Mes chers collègues, je vous invite donc à poursuivre la démarche qui nous mobilise depuis déjà quelques mois et qui vise à relever les défis que pose la concentration actuelle des médias.
Je ne reviendrai pas ici sur les événements qui ont pu révéler à quel point l’enjeu de la garantie de la liberté et de la crédibilité de nos médias était crucial face aux tentatives d’intrusion des intérêts particuliers dans le traitement de l’information. Dans le prolongement de la loi de 2013 relative à l’indépendance de l’audiovisuel public, poursuivons donc le travail que nous menons depuis le début de cette législature pour renforcer dans notre pays l’expression démocratique tant des idées que des opinions !
Applaudissements sur les bancs du groupe socialiste, écologiste et républicain.
Madame la ministre, monsieur le président-rapporteur, mes chers collègues, permettez-moi avant tout, au nom de mes collègues du groupe socialiste, écologiste et républicain, d’avoir une pensée émue pour les victimes du lâche attentat perpétré à Nice ces jours derniers.

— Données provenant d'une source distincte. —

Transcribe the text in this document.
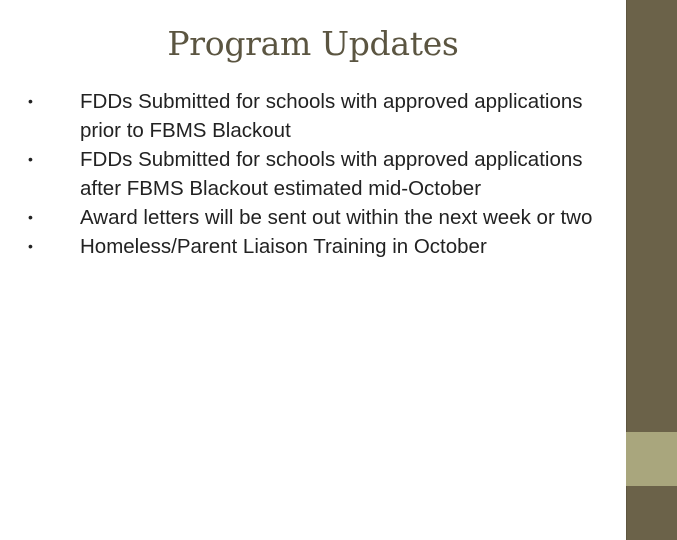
Program Updates
•	FDDs Submitted for schools with approved applications prior to FBMS Blackout
•	FDDs Submitted for schools with approved applications after FBMS Blackout estimated mid-October
•	Award letters will be sent out within the next week or two
•	Homeless/Parent Liaison Training in October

Des médias libres, indépendants et pluralistes offrant à chacun la liberté d’informer et d’exprimer des opinions sont le socle d’une démocratie en bonne santé. L’indépendance des médias contribue donc dans une large mesure à la protection des droits de l’homme et du citoyen. Tous ici, nous considérons que garantir l’indépendance des médias, c’est faire vivre et donner tout son sens à la promesse républicaine.

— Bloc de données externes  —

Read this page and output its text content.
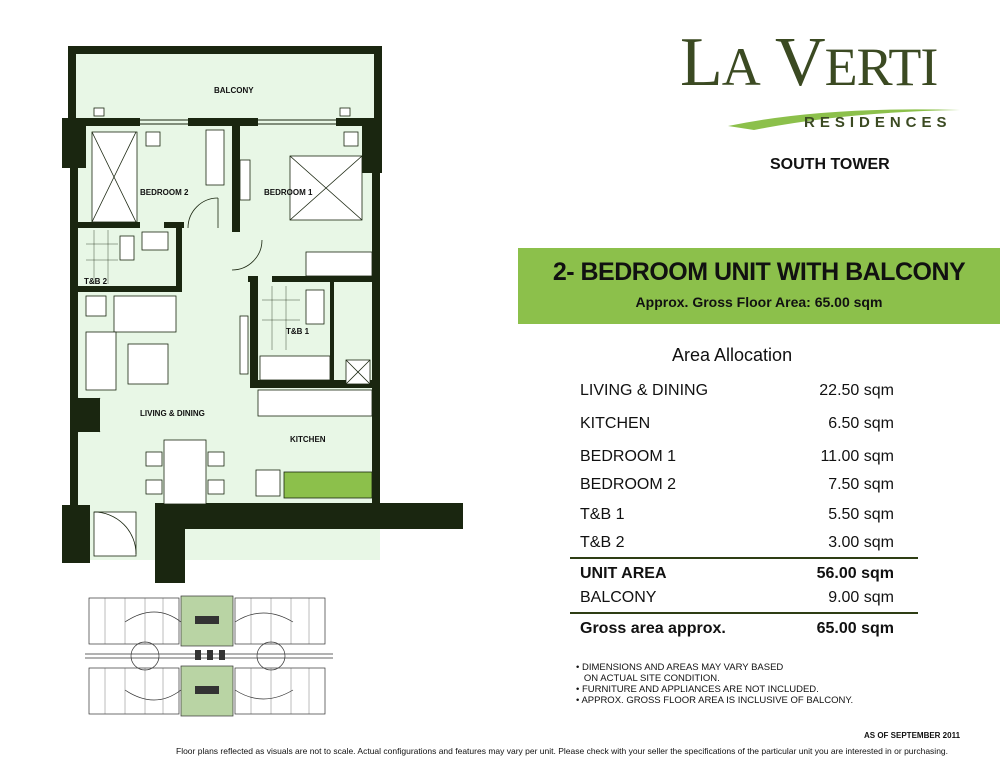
BALCONY
BEDROOM 2	BEDROOM 1
T&B 2
T&B 1
LIVING & DINING
KITCHEN
LA VERTI
RESIDENCES
SOUTH TOWER
2- BEDROOM UNIT WITH BALCONY
Approx. Gross Floor Area: 65.00 sqm
Area Allocation
LIVING & DINING	22.50 sqm
KITCHEN	6.50 sqm
BEDROOM 1	11.00 sqm
BEDROOM 2	7.50 sqm
T&B 1	5.50 sqm
T&B 2	3.00 sqm
UNIT AREA	56.00 sqm
BALCONY	9.00 sqm
Gross area approx.	65.00 sqm
• DIMENSIONS AND AREAS MAY VARY BASED
ON ACTUAL SITE CONDITION.
• FURNITURE AND APPLIANCES ARE NOT INCLUDED.
• APPROX. GROSS FLOOR AREA IS INCLUSIVE OF BALCONY.
AS OF SEPTEMBER 2011
Floor plans reflected as visuals are not to scale. Actual configurations and features may vary per unit. Please check with your seller the specifications of the particular unit you are interested in or purchasing.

Depuis les années quatre-vingt, le paysage audiovisuel a été bouleversé : création des chaînes de télévision et de radio privées, naissance des réseaux sociaux, multiplication des sources d’information. Nous le savons, de plus en plus nombreux sont nos concitoyens qui ne « s’informent » qu’à travers les réseaux sociaux, lesquels, eux, ne proposent pas un travail journalistique de recueil de l’information, de sélection et de vérification des sources. Il faut donc protéger l’information et par là même les seuls professionnels qui la fabriquent dans le respect de la déontologie : les journalistes de la presse écrite et audiovisuelle.

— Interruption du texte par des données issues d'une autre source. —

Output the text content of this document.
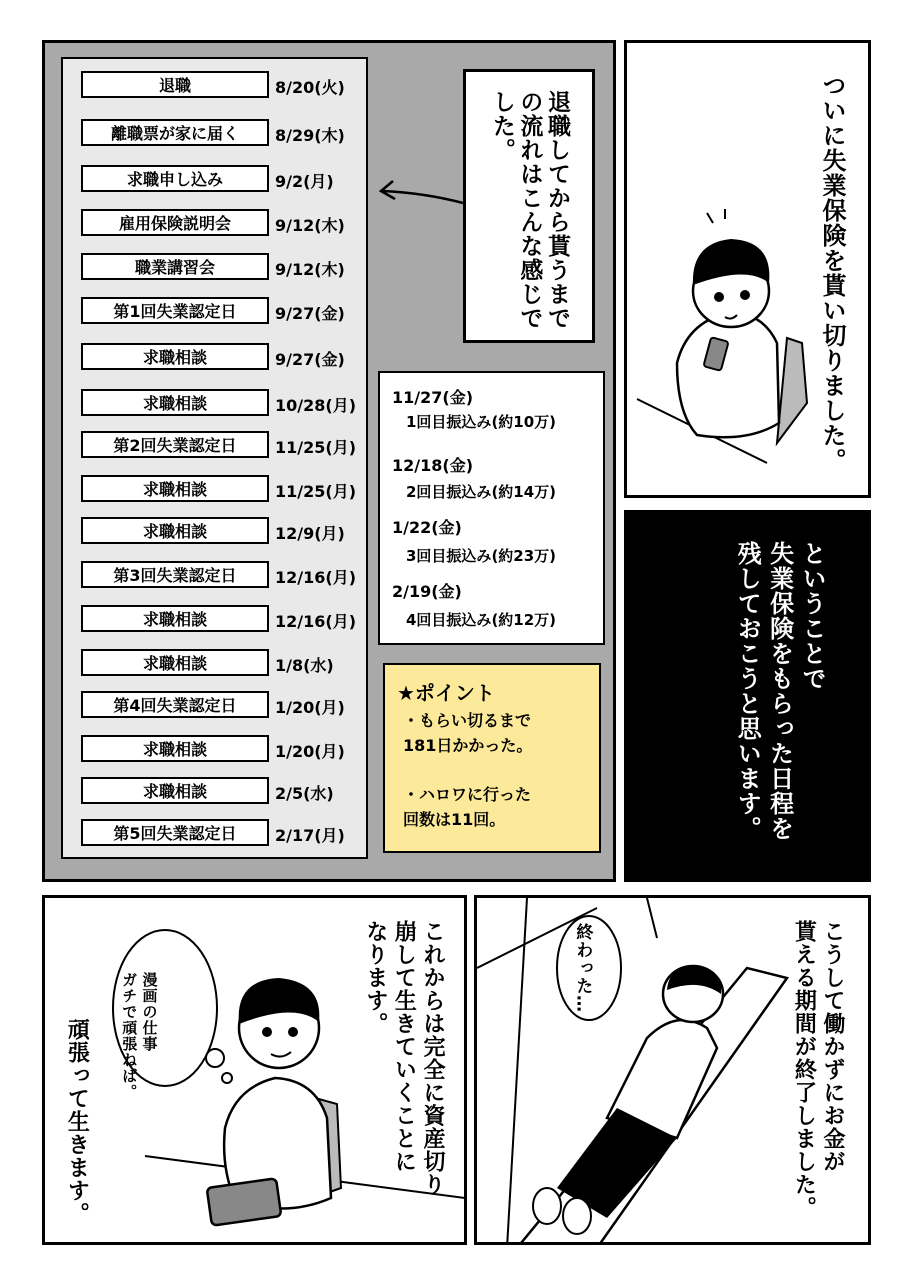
退職	8/20(火)
離職票が家に届く	8/29(木)
求職申し込み	9/2(月)
雇用保険説明会	9/12(木)
職業講習会	9/12(木)
第1回失業認定日	9/27(金)
求職相談	9/27(金)
求職相談	10/28(月)
第2回失業認定日	11/25(月)
求職相談	11/25(月)
求職相談	12/9(月)
第3回失業認定日	12/16(月)
求職相談	12/16(月)
求職相談	1/8(水)
第4回失業認定日	1/20(月)
求職相談	1/20(月)
求職相談	2/5(水)
第5回失業認定日	2/17(月)
退職してから貰うまでの流れはこんな感じでした。
11/27(金)
1回目振込み(約10万)
12/18(金)
2回目振込み(約14万)
1/22(金)
3回目振込み(約23万)
2/19(金)
4回目振込み(約12万)
★ポイント
・もらい切るまで
181日かかった。
・ハロワに行った
回数は11回。
ついに失業保険を貰い切りました。
ということで
失業保険をもらった日程を
残しておこうと思います。
漫画の仕事
ガチで頑張ねば。	これからは完全に資産切り
崩して生きていくことに
なります。
頑張って生きます。
終わった…	こうして働かずにお金が
貰える期間が終了しました。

La question, aujourd’hui, est de savoir où en est l’indépendance de la presse dans notre pays, et comment concilier les conflits d’intérêts qui peuvent survenir dès lors qu’un groupe de presse ou audiovisuel appartient à une structure capitalistique qui gère d’autres intérêts – industriels, investissements, infrastructures – sur le territoire.
Le financement des médias dépend aujourd’hui en grande partie de capitaux privés qui peuvent vouloir modifier l’information en fonction de leurs intérêts ou peser sur le travail des rédactions. Les tendances à la concentration auxquelles nous assistons depuis plus de deux ans, les épisodes récents de censure et de sélection de l’information posent la question du pluralisme et de l’indépendance des médias de notre pays.
Les médias ne sont pas égaux. La télévision, média de masse, est accusée de simplifier les débats et de « faire l’opinion » dans une course à l’audience qui laisse peu de place au débat démocratique. Ces événements doivent donc nous conduire à légiférer. C’est ce à quoi répond ce texte proposé par Patrick Bloche qui vient ici, en seconde lecture, fixer un cadre législatif clair et précis pour la liberté, l’indépendance et le pluralisme des médias.
Permettez-moi de revenir sur le texte de loi que nous examinons aujourd’hui, fruit d’un beau travail collectif au sein de notre commission la semaine dernière.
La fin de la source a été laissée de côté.